Observation and assessment of children is an integral part of the program at Little Wonders Learning Center. Assessment serves several important purposes, including: monitoring children’s developmental progress and learning; guiding curriculum planning and decision making by identifying children’s interests and needs; identifying children who might benefit from special services; planning program improvement; and communication with teachers, Director, and families.
We assess children on an ongoing basis throughout the school year. Some of the tools that teachers use to assist in the assessment of children include: anecdotal notes, work samples, observations, ASQ-3 and ASQ:SE-2. (We do the ASQ-3 and the ASQ:SE-2 in September and May. Parents are responsible for filling it out, we input it and give parents ideas for activities in areas that need more work.) The teachers use these assessment records for both curriculum planning and communications with families throughout the school year. Teachers maintain ongoing communication with families throughout the school year and have additional meetings with families as necessary for the individual child. We are always available to meet and discuss any needs or concerns you may have regarding your child.

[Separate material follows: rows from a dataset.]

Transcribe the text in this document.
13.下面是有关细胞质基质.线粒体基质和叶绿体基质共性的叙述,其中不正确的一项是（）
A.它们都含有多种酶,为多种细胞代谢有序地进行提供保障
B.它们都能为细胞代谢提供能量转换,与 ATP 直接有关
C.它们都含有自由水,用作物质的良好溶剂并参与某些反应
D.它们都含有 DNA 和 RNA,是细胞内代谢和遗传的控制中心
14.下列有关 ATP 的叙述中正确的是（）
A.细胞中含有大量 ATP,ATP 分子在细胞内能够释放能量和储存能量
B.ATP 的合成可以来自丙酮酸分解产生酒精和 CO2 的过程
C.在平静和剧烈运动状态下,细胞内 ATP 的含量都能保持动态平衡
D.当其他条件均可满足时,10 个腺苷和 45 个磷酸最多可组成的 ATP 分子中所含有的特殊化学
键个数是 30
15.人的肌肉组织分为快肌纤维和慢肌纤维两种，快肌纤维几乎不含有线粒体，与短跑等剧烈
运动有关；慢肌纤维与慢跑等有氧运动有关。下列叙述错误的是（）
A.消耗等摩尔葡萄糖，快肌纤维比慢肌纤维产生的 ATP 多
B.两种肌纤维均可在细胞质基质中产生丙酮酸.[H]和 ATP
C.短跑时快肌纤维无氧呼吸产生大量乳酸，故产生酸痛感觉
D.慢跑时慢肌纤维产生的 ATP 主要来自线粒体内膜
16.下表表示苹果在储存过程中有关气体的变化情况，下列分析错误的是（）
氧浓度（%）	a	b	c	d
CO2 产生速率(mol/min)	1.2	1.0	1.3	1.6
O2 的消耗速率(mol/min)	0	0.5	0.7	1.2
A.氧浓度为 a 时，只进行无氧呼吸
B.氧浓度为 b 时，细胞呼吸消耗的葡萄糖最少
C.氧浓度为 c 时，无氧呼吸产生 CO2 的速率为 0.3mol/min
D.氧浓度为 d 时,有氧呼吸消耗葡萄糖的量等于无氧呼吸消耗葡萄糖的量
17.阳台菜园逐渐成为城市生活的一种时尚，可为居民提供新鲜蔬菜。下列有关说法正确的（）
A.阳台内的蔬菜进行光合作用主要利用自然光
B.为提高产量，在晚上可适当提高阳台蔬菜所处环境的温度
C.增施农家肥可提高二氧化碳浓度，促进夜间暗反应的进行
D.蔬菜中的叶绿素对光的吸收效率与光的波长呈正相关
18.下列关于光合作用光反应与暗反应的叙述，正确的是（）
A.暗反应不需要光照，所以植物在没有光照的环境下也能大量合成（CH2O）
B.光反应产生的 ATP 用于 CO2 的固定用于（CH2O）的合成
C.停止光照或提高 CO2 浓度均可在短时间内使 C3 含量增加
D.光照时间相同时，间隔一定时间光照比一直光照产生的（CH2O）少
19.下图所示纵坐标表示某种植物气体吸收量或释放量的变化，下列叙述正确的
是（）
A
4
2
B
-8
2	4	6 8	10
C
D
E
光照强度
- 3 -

If your child’s teacher and the Director believe that your child has behavioral challenges or special learning needs that require further evaluation, we will work closely with you as a team. We will meet with you and make appropriate referrals for further evaluation and help guide you through the process. We will work our hardest to implement program modifications and individual treatment plans in consultation with experts to the extent that we can accommodate such changes within our program.
The teachers and Director maintain files for each child in a manner that maintains confidentiality. This information shall only be disclosed to the child’s guardians, Directors, and other Little Wonders teachers who work with the child. Disclosure beyond these individuals shall require written permission from a parent or guardian. However, when we have reason to believe that a child’s welfare is at risk, it is permissible to share confidential information with agencies, as well as with individuals, who have legal responsibility for intervening in the child’s interest.